3-   Darles la oportunidad de tomar sus propias decisiones – Con ello se sentirán más seguros de sí mismos a la hora de poder escoger la ropa que se van a poner cada día, la actividad extraescolar que van a realizar a partir del siguiente curso o si prefieren ir al cine o salir con sus amigos en bici. Pero también serán más conscientes de sus errores, cuando la decisión no haya sido la más acertada.

4-   Fomentar su seguridad, respaldándoles las buenas ideas – Hay niños y niñas muy inteligentes o hábiles en determinadas competencias, pero que no tienen el convencimiento de serlo. Bien por timidez, o por miedo a equivocarse o a hacer el ridículo delante de sus compañeros, no se ven capaces de dar rienda suelta a sus ideas. Cuando se da esta situación, siempre hay que animarles a que pierdan ese miedo y a que crean más en sus posibilidades.

5-   Escuchar su opinión – Es bueno permitir que los niños participen en la toma de decisiones importantes en la familia. Si bien es verdad que, para afrontar determinados asuntos, por su complejidad, la opinión de los niños casi nunca resultará relevante, también es cierto que dejarlos al margen les llevará a sentirse excluidos de alguna forma. Siempre es bueno que opinen, para que se sientan útiles, aunque finalmente no tomemos la decisión que ellos habrían apoyado.

6-  Enseñarles a ser independientes-  Tengan la edad que tengan, es importante aprender a dejar de verlos como a bebés indefensos e ir demandándoles cierto grado de responsabilidad sobre sí mismos y los asuntos que les atañen en función de la edad que vayan alcanzando. Dedicir, negociándolo siempre con los niños, a partir de qué edad han de empezar a vestirse solos, hacerse su cama, recoger sus ropas y sus juguetes, empezar a ir y volver solos del colegio, hacer pequeños recados, etc. Todo ello para que entiendan que tienen derechos, pero también obligaciones y que madurar implica ser capaz de no depender de que otros te lo hagan todo.

7- Nutrir su conocimiento- Al margen de estar pendientes de su buen aprovechamiento escolar, es bueno estar alerta y saber detectar las capacidades en las que destacan los niños para fomentar que las desarrollen de forma más óptima en actividades extraescolares o procurándoles que tengan acceso a los materiales de los que precisarían para profundizar más en determinados conocimientos o habilidades.

8-   Motivarles cada día- Un reto difícil, porque la vida tan ajetreada que llevamos no siempre nos permite disponer de todo el tiempo que querríamos dedicar a esos niños y, a veces, los nervios y las prisas nos hacen decirles cosas que no querríamos decirles en realidad. Pero hemos de tratar de evitar las frases que puedan tener connotaciones negativas en los niños.
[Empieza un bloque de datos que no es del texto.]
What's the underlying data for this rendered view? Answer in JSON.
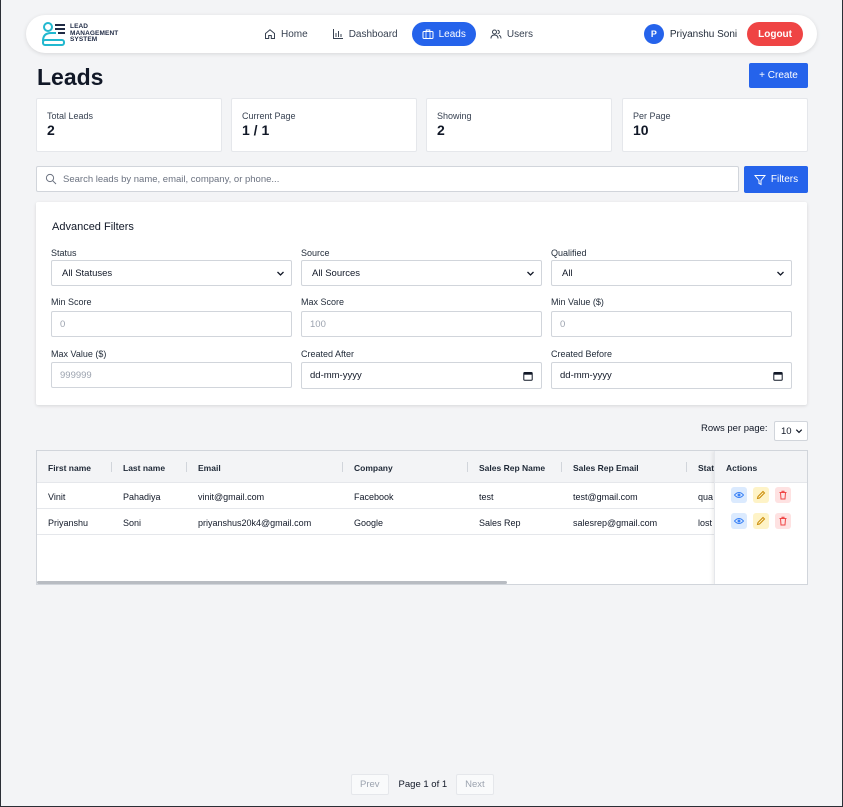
{
  "app": {
    "logo_lines": [
      "LEAD",
      "MANAGEMENT",
      "SYSTEM"
    ]
  },
  "nav": {
    "items": [
      {
        "label": "Home",
        "icon": "home-icon",
        "active": false
      },
      {
        "label": "Dashboard",
        "icon": "bar-chart-icon",
        "active": false
      },
      {
        "label": "Leads",
        "icon": "briefcase-icon",
        "active": true
      },
      {
        "label": "Users",
        "icon": "users-icon",
        "active": false
      }
    ],
    "user": {
      "initial": "P",
      "name": "Priyanshu Soni"
    },
    "logout_label": "Logout"
  },
  "header": {
    "title": "Leads",
    "create_label": "+ Create"
  },
  "stats": [
    {
      "label": "Total Leads",
      "value": "2"
    },
    {
      "label": "Current Page",
      "value": "1 / 1"
    },
    {
      "label": "Showing",
      "value": "2"
    },
    {
      "label": "Per Page",
      "value": "10"
    }
  ],
  "search": {
    "placeholder": "Search leads by name, email, company, or phone...",
    "value": "",
    "filters_label": "Filters"
  },
  "advanced_filters": {
    "title": "Advanced Filters",
    "status": {
      "label": "Status",
      "value": "All Statuses"
    },
    "source": {
      "label": "Source",
      "value": "All Sources"
    },
    "qualified": {
      "label": "Qualified",
      "value": "All"
    },
    "min_score": {
      "label": "Min Score",
      "placeholder": "0"
    },
    "max_score": {
      "label": "Max Score",
      "placeholder": "100"
    },
    "min_value": {
      "label": "Min Value ($)",
      "placeholder": "0"
    },
    "max_value": {
      "label": "Max Value ($)",
      "placeholder": "999999"
    },
    "created_after": {
      "label": "Created After",
      "value": "dd-mm-yyyy"
    },
    "created_before": {
      "label": "Created Before",
      "value": "dd-mm-yyyy"
    }
  },
  "table": {
    "rows_per_page_label": "Rows per page:",
    "rows_per_page_value": "10",
    "columns": [
      "First name",
      "Last name",
      "Email",
      "Company",
      "Sales Rep Name",
      "Sales Rep Email",
      "Stat",
      "Actions"
    ],
    "rows": [
      {
        "first": "Vinit",
        "last": "Pahadiya",
        "email": "vinit@gmail.com",
        "company": "Facebook",
        "rep_name": "test",
        "rep_email": "test@gmail.com",
        "status": "qua"
      },
      {
        "first": "Priyanshu",
        "last": "Soni",
        "email": "priyanshus20k4@gmail.com",
        "company": "Google",
        "rep_name": "Sales Rep",
        "rep_email": "salesrep@gmail.com",
        "status": "lost"
      }
    ]
  },
  "pagination": {
    "prev_label": "Prev",
    "info": "Page 1 of 1",
    "next_label": "Next"
  },
  "colors": {
    "primary": "#2563eb",
    "danger": "#ef4444",
    "background": "#f3f4f6"
  }
}
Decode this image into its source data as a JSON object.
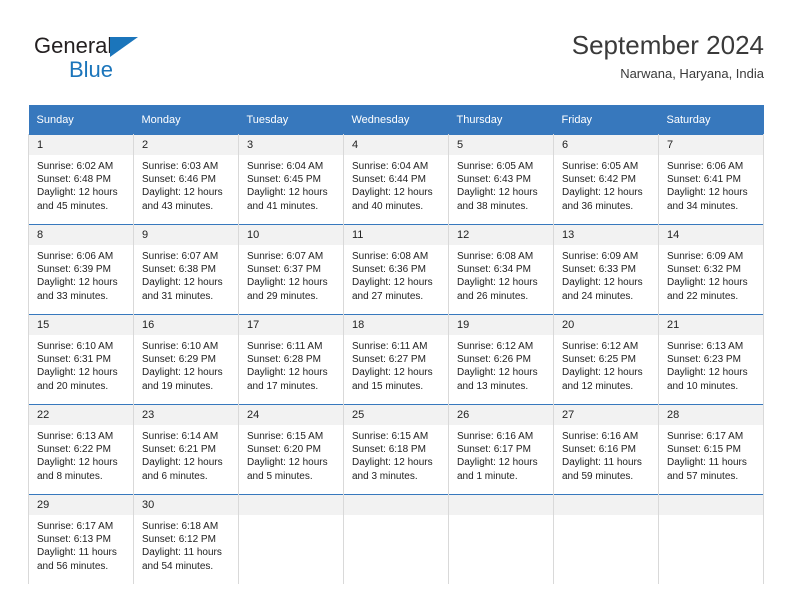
{
  "brand": {
    "name_part1": "General",
    "name_part2": "Blue"
  },
  "header": {
    "title": "September 2024",
    "subtitle": "Narwana, Haryana, India"
  },
  "colors": {
    "header_blue": "#3778bd",
    "brand_blue": "#1b75bb",
    "daynum_bg": "#f2f2f2",
    "cell_border": "#d9d9d9"
  },
  "weekdays": [
    "Sunday",
    "Monday",
    "Tuesday",
    "Wednesday",
    "Thursday",
    "Friday",
    "Saturday"
  ],
  "weeks": [
    [
      {
        "day": "1",
        "sunrise": "Sunrise: 6:02 AM",
        "sunset": "Sunset: 6:48 PM",
        "daylight1": "Daylight: 12 hours",
        "daylight2": "and 45 minutes."
      },
      {
        "day": "2",
        "sunrise": "Sunrise: 6:03 AM",
        "sunset": "Sunset: 6:46 PM",
        "daylight1": "Daylight: 12 hours",
        "daylight2": "and 43 minutes."
      },
      {
        "day": "3",
        "sunrise": "Sunrise: 6:04 AM",
        "sunset": "Sunset: 6:45 PM",
        "daylight1": "Daylight: 12 hours",
        "daylight2": "and 41 minutes."
      },
      {
        "day": "4",
        "sunrise": "Sunrise: 6:04 AM",
        "sunset": "Sunset: 6:44 PM",
        "daylight1": "Daylight: 12 hours",
        "daylight2": "and 40 minutes."
      },
      {
        "day": "5",
        "sunrise": "Sunrise: 6:05 AM",
        "sunset": "Sunset: 6:43 PM",
        "daylight1": "Daylight: 12 hours",
        "daylight2": "and 38 minutes."
      },
      {
        "day": "6",
        "sunrise": "Sunrise: 6:05 AM",
        "sunset": "Sunset: 6:42 PM",
        "daylight1": "Daylight: 12 hours",
        "daylight2": "and 36 minutes."
      },
      {
        "day": "7",
        "sunrise": "Sunrise: 6:06 AM",
        "sunset": "Sunset: 6:41 PM",
        "daylight1": "Daylight: 12 hours",
        "daylight2": "and 34 minutes."
      }
    ],
    [
      {
        "day": "8",
        "sunrise": "Sunrise: 6:06 AM",
        "sunset": "Sunset: 6:39 PM",
        "daylight1": "Daylight: 12 hours",
        "daylight2": "and 33 minutes."
      },
      {
        "day": "9",
        "sunrise": "Sunrise: 6:07 AM",
        "sunset": "Sunset: 6:38 PM",
        "daylight1": "Daylight: 12 hours",
        "daylight2": "and 31 minutes."
      },
      {
        "day": "10",
        "sunrise": "Sunrise: 6:07 AM",
        "sunset": "Sunset: 6:37 PM",
        "daylight1": "Daylight: 12 hours",
        "daylight2": "and 29 minutes."
      },
      {
        "day": "11",
        "sunrise": "Sunrise: 6:08 AM",
        "sunset": "Sunset: 6:36 PM",
        "daylight1": "Daylight: 12 hours",
        "daylight2": "and 27 minutes."
      },
      {
        "day": "12",
        "sunrise": "Sunrise: 6:08 AM",
        "sunset": "Sunset: 6:34 PM",
        "daylight1": "Daylight: 12 hours",
        "daylight2": "and 26 minutes."
      },
      {
        "day": "13",
        "sunrise": "Sunrise: 6:09 AM",
        "sunset": "Sunset: 6:33 PM",
        "daylight1": "Daylight: 12 hours",
        "daylight2": "and 24 minutes."
      },
      {
        "day": "14",
        "sunrise": "Sunrise: 6:09 AM",
        "sunset": "Sunset: 6:32 PM",
        "daylight1": "Daylight: 12 hours",
        "daylight2": "and 22 minutes."
      }
    ],
    [
      {
        "day": "15",
        "sunrise": "Sunrise: 6:10 AM",
        "sunset": "Sunset: 6:31 PM",
        "daylight1": "Daylight: 12 hours",
        "daylight2": "and 20 minutes."
      },
      {
        "day": "16",
        "sunrise": "Sunrise: 6:10 AM",
        "sunset": "Sunset: 6:29 PM",
        "daylight1": "Daylight: 12 hours",
        "daylight2": "and 19 minutes."
      },
      {
        "day": "17",
        "sunrise": "Sunrise: 6:11 AM",
        "sunset": "Sunset: 6:28 PM",
        "daylight1": "Daylight: 12 hours",
        "daylight2": "and 17 minutes."
      },
      {
        "day": "18",
        "sunrise": "Sunrise: 6:11 AM",
        "sunset": "Sunset: 6:27 PM",
        "daylight1": "Daylight: 12 hours",
        "daylight2": "and 15 minutes."
      },
      {
        "day": "19",
        "sunrise": "Sunrise: 6:12 AM",
        "sunset": "Sunset: 6:26 PM",
        "daylight1": "Daylight: 12 hours",
        "daylight2": "and 13 minutes."
      },
      {
        "day": "20",
        "sunrise": "Sunrise: 6:12 AM",
        "sunset": "Sunset: 6:25 PM",
        "daylight1": "Daylight: 12 hours",
        "daylight2": "and 12 minutes."
      },
      {
        "day": "21",
        "sunrise": "Sunrise: 6:13 AM",
        "sunset": "Sunset: 6:23 PM",
        "daylight1": "Daylight: 12 hours",
        "daylight2": "and 10 minutes."
      }
    ],
    [
      {
        "day": "22",
        "sunrise": "Sunrise: 6:13 AM",
        "sunset": "Sunset: 6:22 PM",
        "daylight1": "Daylight: 12 hours",
        "daylight2": "and 8 minutes."
      },
      {
        "day": "23",
        "sunrise": "Sunrise: 6:14 AM",
        "sunset": "Sunset: 6:21 PM",
        "daylight1": "Daylight: 12 hours",
        "daylight2": "and 6 minutes."
      },
      {
        "day": "24",
        "sunrise": "Sunrise: 6:15 AM",
        "sunset": "Sunset: 6:20 PM",
        "daylight1": "Daylight: 12 hours",
        "daylight2": "and 5 minutes."
      },
      {
        "day": "25",
        "sunrise": "Sunrise: 6:15 AM",
        "sunset": "Sunset: 6:18 PM",
        "daylight1": "Daylight: 12 hours",
        "daylight2": "and 3 minutes."
      },
      {
        "day": "26",
        "sunrise": "Sunrise: 6:16 AM",
        "sunset": "Sunset: 6:17 PM",
        "daylight1": "Daylight: 12 hours",
        "daylight2": "and 1 minute."
      },
      {
        "day": "27",
        "sunrise": "Sunrise: 6:16 AM",
        "sunset": "Sunset: 6:16 PM",
        "daylight1": "Daylight: 11 hours",
        "daylight2": "and 59 minutes."
      },
      {
        "day": "28",
        "sunrise": "Sunrise: 6:17 AM",
        "sunset": "Sunset: 6:15 PM",
        "daylight1": "Daylight: 11 hours",
        "daylight2": "and 57 minutes."
      }
    ],
    [
      {
        "day": "29",
        "sunrise": "Sunrise: 6:17 AM",
        "sunset": "Sunset: 6:13 PM",
        "daylight1": "Daylight: 11 hours",
        "daylight2": "and 56 minutes."
      },
      {
        "day": "30",
        "sunrise": "Sunrise: 6:18 AM",
        "sunset": "Sunset: 6:12 PM",
        "daylight1": "Daylight: 11 hours",
        "daylight2": "and 54 minutes."
      },
      {
        "day": "",
        "sunrise": "",
        "sunset": "",
        "daylight1": "",
        "daylight2": ""
      },
      {
        "day": "",
        "sunrise": "",
        "sunset": "",
        "daylight1": "",
        "daylight2": ""
      },
      {
        "day": "",
        "sunrise": "",
        "sunset": "",
        "daylight1": "",
        "daylight2": ""
      },
      {
        "day": "",
        "sunrise": "",
        "sunset": "",
        "daylight1": "",
        "daylight2": ""
      },
      {
        "day": "",
        "sunrise": "",
        "sunset": "",
        "daylight1": "",
        "daylight2": ""
      }
    ]
  ]
}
Decirle a un niño que no sirve para algo es como sentenciarle a que se crea un perdedor. Asimismo, tampoco es nada positivo optar por la postura contraria y hacerle creer que puede hacer cualquier cosa cuando en realidad sabemos que no es así. Lo ideal es que aprendan a condicionar los logros (siempre que sean objetivos) con el esfuerzo personal.

9-   Fortalecerlos para que puedan enfrentar las burlas y las críticas- La burla y la crítica son tan antiguas como la especie humana. Por mucho que se insista desde el ámbito educativo y desde las propias familias en educar a los niños en la empatía, en el respeto, en la cooperación y en la igualdad, la realidad sigue escupiendo ejemplares que no se ajustan a esos valores deseables y muchos otros niños sufren las consecuencias. Es primordial enseñarles a los niños a hacer oídos sordos de esos ataques que no se sustentan en otro argumento que el de la envidia o el hacer daño gratuitamente. En cambio, deben aprender a tener muy en cuenta los argumentos de la crítica sana, la crítica constructiva, porque les puede ayudar a mejorar y a seguir progresando en la buena dirección.

10- Predicar con el ejemplo- La mejor manera de enseñarle a un niño a comportarse cómo creemos que es debido, es adoptando nosotros mismos ese comportamiento que esperamos ver en ellos. Bien es sabido que aprendemos por imitación. Por muy buenas palabras que utilicemos para explicarles cualquier norma o cualquier supuesta lección de vida, si luego resulta que, en la práctica, estamos haciendo justo lo contrario de lo que les estamos pidiendo que hagan, acabarán haciendo lo mismo que nosotros.

Vistas estas 10 premisas, el EMPODERAMIENTO puede resultar una buena estrategia para fomentar la madurez de los niños, convirtiéndolos en personas independientes y productivas. Pero nunca debería ir de la mano de la sobreprotección paterna, porque entonces deja de tener un sentido positivo para convertirse en mero DESPOTISMO.

Ningún padre debería tolerar que sus hijos traten de ocupar su lugar en la jerarquía familiar. Que se les subleven como insoportables dictadores que se nieguen en rotundo a acatar las normas que les imponen sus padres y que acaben implantando ellos las suyas propias. Cuando se le pierde el respeto a los padres de esa manera, ¿qué clase de respeto van a tenerle a sus profesores o a cualquier figura que represente alguna autoridad?

Permitir que los niños se salgan con la suya de esa manera es convertirlos en personas del todo indeseables que lo tendrán muy difícil para encajar en cualquier tipo de sociedad.

Dejemos de quejarnos ante ellos de lo que a nosotros nos faltó de pequeños y ellos tienen la inmensa suerte de poder disfrutar. No menospreciemos tan a la ligera el legado que nuestros padres sí supieron transmitirnos y que sería el mejor regalo que podríamos ofrecerles a nuestros hijos: el ser capaces de vivir con menos, pero disfrutar más intensamente de las cosas y de las personas, el saber ponernos en el lugar de los demás, el respeto hacia nuestros mayores, la capacidad de mantenernos firmes y determinados a la hora de luchar por algo, la perseverancia, la resiliencia, el altruismo o tantas otras buenas cosas que han contribuido a hacernos mejores personas.

Si queremos a nuestros niños, no les hagamos creer que son príncipes ni princesas, porque entonces nos creerán reyes y omnipotentes y, cuando les neguemos algo, nos atacarán sin piedad. Porque no querrán entender que no disponemos de más recursos, que somos simples trabajadores que tienen un montón de facturas a las que hacer frente cada mes y que el dinero no nos llueve del cielo precisamente.

Enseñémosles que son hijos de esos trabajadores normales y corrientes que no pueden comprarles todo lo que piden, pero sí pueden procurarles toda la seguridad, todo el amor y todos los valores que necesitarán para hacerse PERSONAS RESPETABLES.

Los bienes materiales se estropean, pasan de moda, caen en la obsolescencia. Los valores de los que nos nutrimos las personas permanecen mientras vivimos e incluso después de nuestra muerte, en la memoria de quienes nos han querido y respetado.